5 Avril 2015 , Rédigé par Buveur de poèmes Publié dans #Mes poètes divins

Quentin
Quentin

Un jour, nous arriverons à mettre nos rires et nos joies en bouteilles. Alors, nous ne serons plus jamais saouls, juste ivres de bonheur. Quelques bouteilles m'ont déjà fait croire que cela était possible...

Le chemin le plus court pour arriver jusqu'à soi n'est pas forcément la ligne droite.

Laissez moi vous présenter un jeune homme. Un jeune qui en veut, qui vous souhaite votre anniversaire en n'oubliant pas de laisser un lien internet vers son domaine, un homme qui parle vite comme pour rattraper des moments qui lui auraient échappé.
On le voit partout et jamais où l'on pourrait s'attendre à le rencontrer. Du jus de fruit, vin d'enfance, à la paire de lunette en douelle recyclée, il ne marche qu'à un seul carburant : l'amour. Il le cherche dès l'aube, n'a plus de temps pour dormir...
Il rêve éveillé, agité. Il rêve toujours de ce petit garçon assis sur un muret près de vignes, celui qui accompagnait ses grands parents. Il est en train de laisser sur le bas côté de son chemin l'adolescent plein de rages.

Auparavant...

De ses divers métiers pratiqués il acquiert la maîtrise. Mais il n'est pas encore proche de ce qui va l'apaiser : La Terre. Du commerce de vins pratiqué du fond d'un garage, il constitue son réseau. Sa volonté de toujours tout comprendre le pousse un peu plus vers son destin : faire son vin.
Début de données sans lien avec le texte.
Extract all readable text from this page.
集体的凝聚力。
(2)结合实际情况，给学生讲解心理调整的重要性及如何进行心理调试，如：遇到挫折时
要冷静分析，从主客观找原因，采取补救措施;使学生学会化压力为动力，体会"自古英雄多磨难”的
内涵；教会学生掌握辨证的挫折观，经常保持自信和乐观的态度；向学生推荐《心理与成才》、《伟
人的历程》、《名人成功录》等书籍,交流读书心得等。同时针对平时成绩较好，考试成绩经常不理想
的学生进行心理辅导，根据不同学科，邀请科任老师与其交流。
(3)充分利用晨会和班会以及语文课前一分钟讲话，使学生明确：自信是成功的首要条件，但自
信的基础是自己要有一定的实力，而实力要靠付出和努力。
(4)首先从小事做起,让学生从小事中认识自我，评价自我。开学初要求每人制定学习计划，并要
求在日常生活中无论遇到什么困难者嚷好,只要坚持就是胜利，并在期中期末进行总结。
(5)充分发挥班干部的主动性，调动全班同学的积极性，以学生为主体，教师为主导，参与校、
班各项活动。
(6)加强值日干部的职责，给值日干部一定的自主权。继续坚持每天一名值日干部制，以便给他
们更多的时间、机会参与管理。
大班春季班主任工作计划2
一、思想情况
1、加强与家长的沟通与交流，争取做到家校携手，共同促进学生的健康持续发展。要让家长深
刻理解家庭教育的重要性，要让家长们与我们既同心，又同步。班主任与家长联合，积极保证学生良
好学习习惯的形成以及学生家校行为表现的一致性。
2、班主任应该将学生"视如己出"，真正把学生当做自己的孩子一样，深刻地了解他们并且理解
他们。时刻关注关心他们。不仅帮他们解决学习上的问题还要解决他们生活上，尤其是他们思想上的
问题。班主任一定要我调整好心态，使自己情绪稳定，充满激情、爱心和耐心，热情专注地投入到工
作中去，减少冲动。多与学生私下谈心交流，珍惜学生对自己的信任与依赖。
Il rencontre des guides comme Jean Bernard Berthomé du Domaine Huet (Vouvray) et c'est Pascal Pibaleau (entre Azay le Rideau et Langeais) qui lui tendra la main pour s'établir.

Cet homme, je l'ai rencontré la première fois un jour de coup de foudre. De l'amour et des amitiés dans un palais de glaces. C'était le premier salon de "La levée de la Loire" à Paris. Il était en formation, travaillait pour feu le domaine "les Loges de la folie". Nous nous sommes retrouvés peu après, quelques mois plus tard, même pas le temps d'une année, après ce mauvais coup du destin qui avait frappé mon cœur. Il a été là pour moi. Son domaine est né à cette époque. Il y a eu de nombreuses conversations téléphoniques et puis nous nous sommes retrouvés chez lui, près d'Azay le Rideau... Tout près de Chinon. J'ai fait la connaissance d'Angélique sa compagne, j'ai vu une maison en travaux, une autre habitation troglodyte, des vins en devenir, des idées d'étiquettes pour ses bouteilles. J'ai vu un ventre rond et des promesses d'avenir. Tout cela je l'ai vu comme un bouillonnement. Et j'ai souri parce que j'ai vu celles qui l'apaisent : Angélique et ses vignes. Faire la route ensemble vers Cabrières, une jolie appellation du Languedoc, nous a un peu plus rapproché. Il présentait ses vins pour la première fois dans le Sud lors de l'intime salon "Le Printemps des Vignerons" organisé par Céline et Romain du Clos Romain. J'aime tellement ce salon. Beaucoup de ce qui fut dit, échangé avec ce jeune homme restera de l'ordre de l'intime.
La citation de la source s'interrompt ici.